French President Nicolas Sarkozy called for coordinated action by the European Union to step into the vacuum after the British government mortgage lending giant Bradford & Bingley Plc and Belgium, the Netherlands and Luxembourg partly nationalized Belgian-Dutch group Fortis NV.

Germany, meanwhile, led a consortium of banks to rescue mortgage lender Hypo Real Estate Holding AG secured a credit line from the German government, and bank rescue deals also emerged in Iceland, Russia and Denmark.

‘Can’t see what the upside is’
The legislation would have allowed the government to buy bad mortgages and other rotten assets held by troubled banks and financial institutions. Getting those debts off their books would bolster those companies’ balance sheets, making them more inclined to lend and easing one of the biggest chokepoints in the credit crisis. If the plan worked, the thinking went, it would help lift a major weight off the sputtering national economy.

“I can’t believe they weren’t able to come together and come up with a solution,” said Stephen Berte, a senior equity trader at Standard Life in Boston. “I can’t see what the upside is right now.”

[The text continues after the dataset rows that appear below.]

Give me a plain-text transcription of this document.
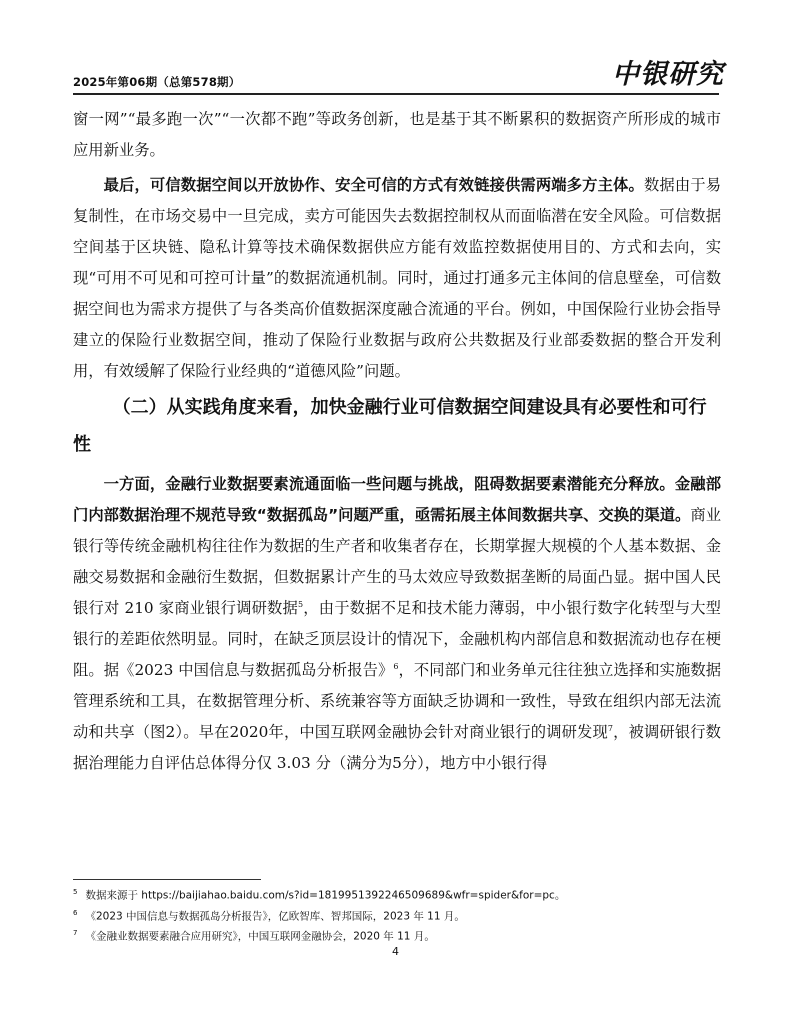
2025年第06期（总第578期）	中银研究

窗一网”“最多跑一次”“一次都不跑”等政务创新，也是基于其不断累积的数据资产所形成的城市应用新业务。

最后，可信数据空间以开放协作、安全可信的方式有效链接供需两端多方主体。数据由于易复制性，在市场交易中一旦完成，卖方可能因失去数据控制权从而面临潜在安全风险。可信数据空间基于区块链、隐私计算等技术确保数据供应方能有效监控数据使用目的、方式和去向，实现“可用不可见和可控可计量”的数据流通机制。同时，通过打通多元主体间的信息壁垒，可信数据空间也为需求方提供了与各类高价值数据深度融合流通的平台。例如，中国保险行业协会指导建立的保险行业数据空间，推动了保险行业数据与政府公共数据及行业部委数据的整合开发利用，有效缓解了保险行业经典的“道德风险”问题。

（二）从实践角度来看，加快金融行业可信数据空间建设具有必要性和可行性

一方面，金融行业数据要素流通面临一些问题与挑战，阻碍数据要素潜能充分释放。金融部门内部数据治理不规范导致“数据孤岛”问题严重，亟需拓展主体间数据共享、交换的渠道。商业银行等传统金融机构往往作为数据的生产者和收集者存在，长期掌握大规模的个人基本数据、金融交易数据和金融衍生数据，但数据累计产生的马太效应导致数据垄断的局面凸显。据中国人民银行对 210 家商业银行调研数据$^5$，由于数据不足和技术能力薄弱，中小银行数字化转型与大型银行的差距依然明显。同时，在缺乏顶层设计的情况下，金融机构内部信息和数据流动也存在梗阻。据《2023 中国信息与数据孤岛分析报告》$^6$，不同部门和业务单元往往独立选择和实施数据管理系统和工具，在数据管理分析、系统兼容等方面缺乏协调和一致性，导致在组织内部无法流动和共享（图2）。早在2020年，中国互联网金融协会针对商业银行的调研发现$^7$，被调研银行数据治理能力自评估总体得分仅 3.03 分（满分为5分），地方中小银行得

$^5$ 数据来源于 https://baijiahao.baidu.com/s?id=1819951392246509689&wfr=spider&for=pc。
$^6$ 《2023 中国信息与数据孤岛分析报告》，亿欧智库、智邦国际，2023 年 11 月。
$^7$ 《金融业数据要素融合应用研究》，中国互联网金融协会，2020 年 11 月。
4
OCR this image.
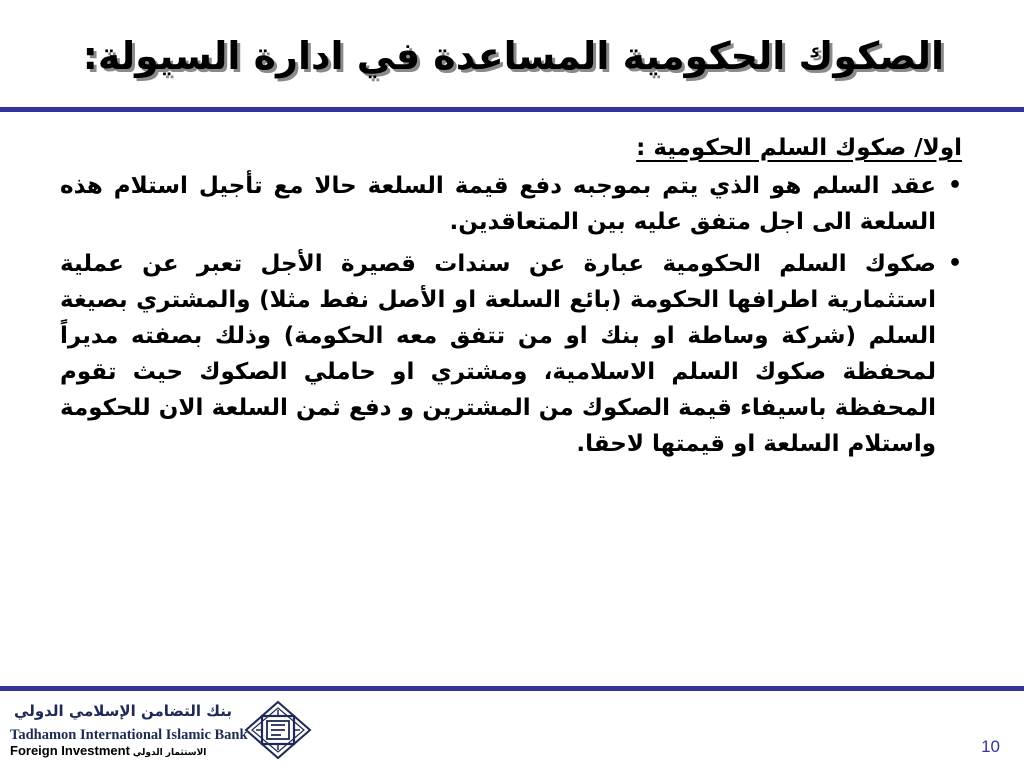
الصكوك الحكومية المساعدة في ادارة السيولة:
اولا/ صكوك السلم الحكومية :
•
عقد السلم هو الذي يتم بموجبه دفع قيمة السلعة حالا مع تأجيل استلام هذه السلعة الى اجل متفق عليه بين المتعاقدين.
•
صكوك السلم الحكومية عبارة عن سندات قصيرة الأجل تعبر عن عملية استثمارية اطرافها الحكومة (بائع السلعة او الأصل نفط مثلا) والمشتري بصيغة السلم (شركة وساطة او بنك او من تتفق معه الحكومة) وذلك بصفته مديراً لمحفظة صكوك السلم الاسلامية، ومشتري او حاملي الصكوك حيث تقوم المحفظة باسيفاء قيمة الصكوك من المشترين و دفع ثمن السلعة الان للحكومة واستلام السلعة او قيمتها لاحقا.
بنك التضامن الإسلامي الدولي
Tadhamon International Islamic Bank
Foreign Investment الاستثمار الدولي	10
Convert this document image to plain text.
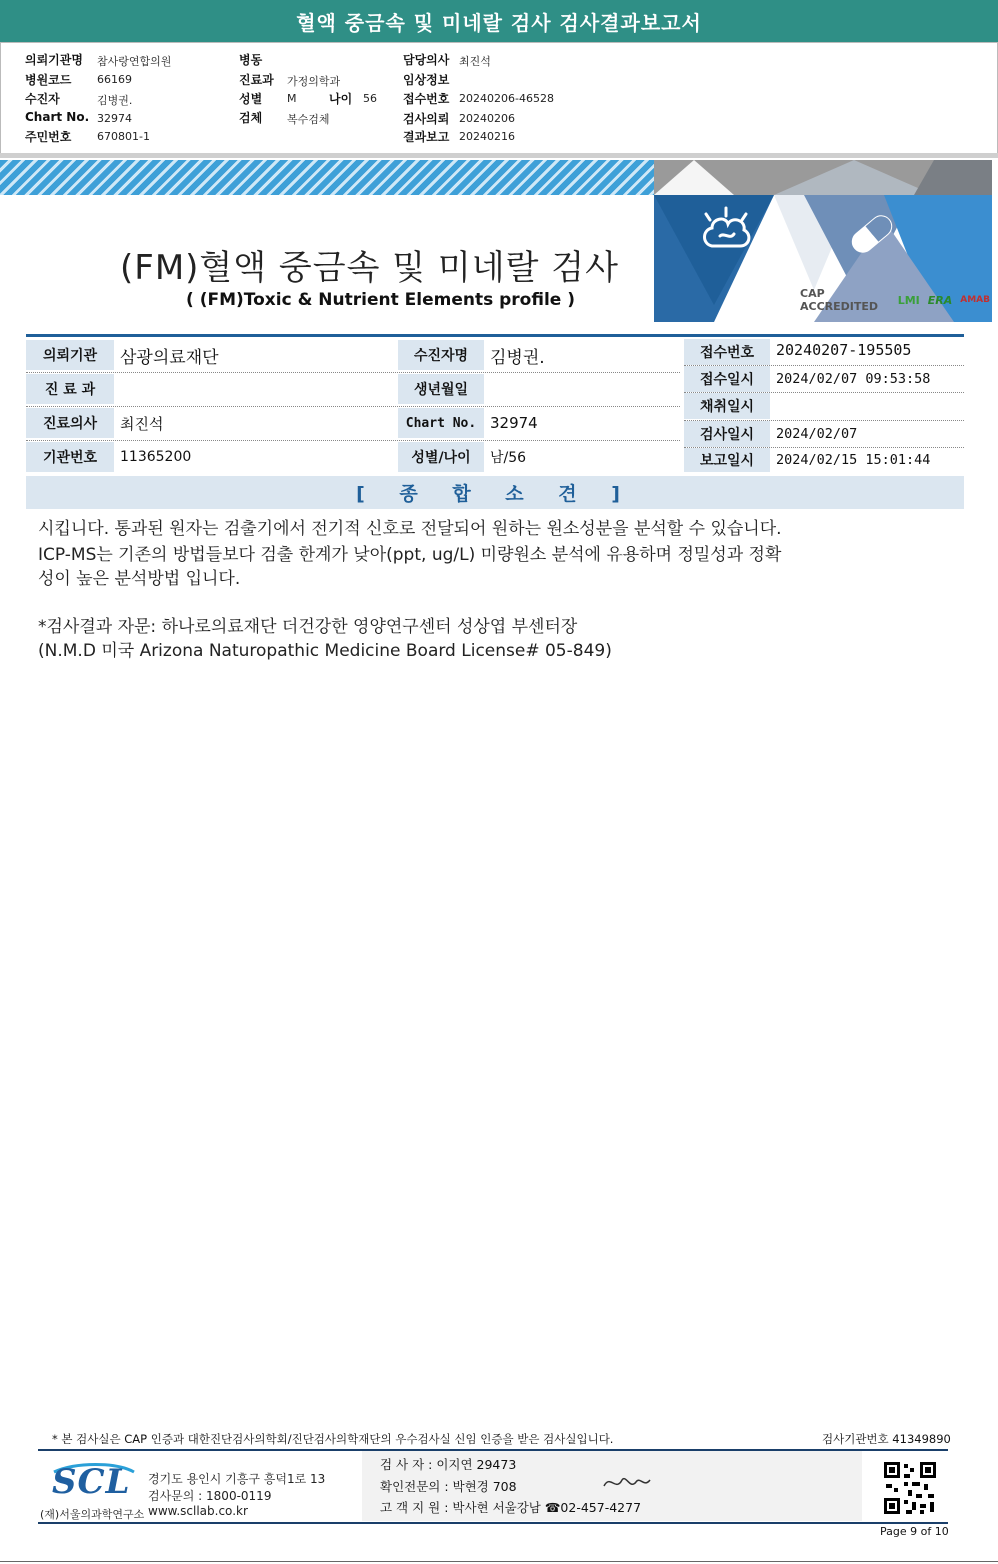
혈액 중금속 및 미네랄 검사 검사결과보고서
의뢰기관명 참사랑연합의원
병원코드 66169
수진자	김병권.
Chart No. 32974
주민번호 670801-1
병동
진료과 가정의학과
성별 M	나이 56
검체 복수검체
담당의사 최진석
임상정보
접수번호 20240206-46528
검사의뢰 20240206
결과보고 20240216
CAP ACCREDITED	LMI ERA AMAB
(FM)혈액 중금속 및 미네랄 검사
( (FM)Toxic & Nutrient Elements profile )
의뢰기관	삼광의료재단
진 료 과
진료의사	최진석
기관번호	11365200
수진자명	김병권.
생년월일
Chart No. 32974
성별/나이	남/56
접수번호	20240207-195505
접수일시	2024/02/07 09:53:58
채취일시
검사일시	2024/02/07
보고일시	2024/02/15 15:01:44
[ 종 합 소 견 ]
시킵니다. 통과된 원자는 검출기에서 전기적 신호로 전달되어 원하는 원소성분을 분석할 수 있습니다.
ICP-MS는 기존의 방법들보다 검출 한계가 낮아(ppt, ug/L) 미량원소 분석에 유용하며 정밀성과 정확
성이 높은 분석방법 입니다.
*검사결과 자문: 하나로의료재단 더건강한 영양연구센터 성상엽 부센터장
(N.M.D 미국 Arizona Naturopathic Medicine Board License# 05-849)
* 본 검사실은 CAP 인증과 대한진단검사의학회/진단검사의학재단의 우수검사실 신임 인증을 받은 검사실입니다.	검사기관번호 41349890
SCL
(재)서울의과학연구소
경기도 용인시 기흥구 흥덕1로 13
검사문의 : 1800-0119
www.scllab.co.kr
검 사 자 : 이지연 29473
확인전문의 : 박현경 708
고 객 지 원 : 박사현 서울강남 ☎02-457-4277
Page 9 of 10
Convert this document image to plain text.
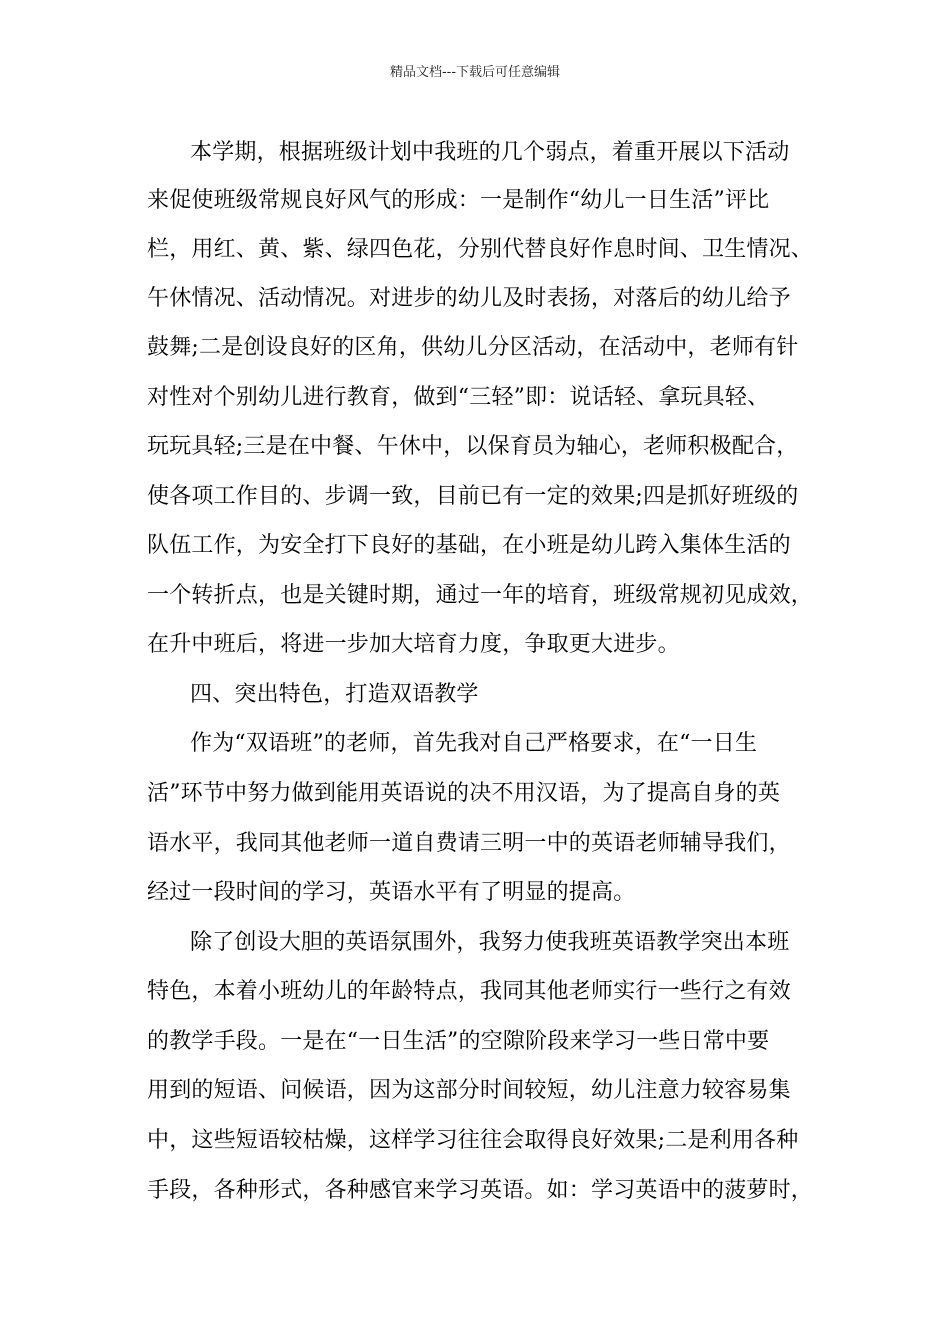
精品文档---下载后可任意编辑
本学期，根据班级计划中我班的几个弱点，着重开展以下活动
来促使班级常规良好风气的形成：一是制作“幼儿一日生活”评比
栏，用红、黄、紫、绿四色花，分别代替良好作息时间、卫生情况、
午休情况、活动情况。对进步的幼儿及时表扬，对落后的幼儿给予
鼓舞;二是创设良好的区角，供幼儿分区活动，在活动中，老师有针
对性对个别幼儿进行教育，做到“三轻”即：说话轻、拿玩具轻、
玩玩具轻;三是在中餐、午休中，以保育员为轴心，老师积极配合，
使各项工作目的、步调一致，目前已有一定的效果;四是抓好班级的
队伍工作，为安全打下良好的基础，在小班是幼儿跨入集体生活的
一个转折点，也是关键时期，通过一年的培育，班级常规初见成效，
在升中班后，将进一步加大培育力度，争取更大进步。
四、突出特色，打造双语教学
作为“双语班”的老师，首先我对自己严格要求，在“一日生
活”环节中努力做到能用英语说的决不用汉语，为了提高自身的英
语水平，我同其他老师一道自费请三明一中的英语老师辅导我们，
经过一段时间的学习，英语水平有了明显的提高。
除了创设大胆的英语氛围外，我努力使我班英语教学突出本班
特色，本着小班幼儿的年龄特点，我同其他老师实行一些行之有效
的教学手段。一是在“一日生活”的空隙阶段来学习一些日常中要
用到的短语、问候语，因为这部分时间较短，幼儿注意力较容易集
中，这些短语较枯燥，这样学习往往会取得良好效果;二是利用各种
手段，各种形式，各种感官来学习英语。如：学习英语中的菠萝时，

Sen. Barack Obama of Illinois, the Democratic nominee for president, said the “inaction in Congress” illustrated why “the American people are disgusted with Washington.”

“Now is the time for Democrats and Republicans to join together and act in a way that prevents an economic catastrophe,” Obama said in a statement.

The campaign of the Republican nominee, Sen. John McCain of Arizona, used the occasion as an opportunity to blame Obama for the failure of the measure.

“Barack Obama failed to lead, phoned it in, attacked John McCain, and refused to even say if he supported the final bill,” McCain’s senior policy adviser, Doug Holtz-Eakin, said in a statement. “This bill failed because Barack Obama and the Democrats put politics ahead of country.”

McCain ignored reporters’ shouted questions Monday as he boarded his plane for a campaign stop in Des Moines, Iowa.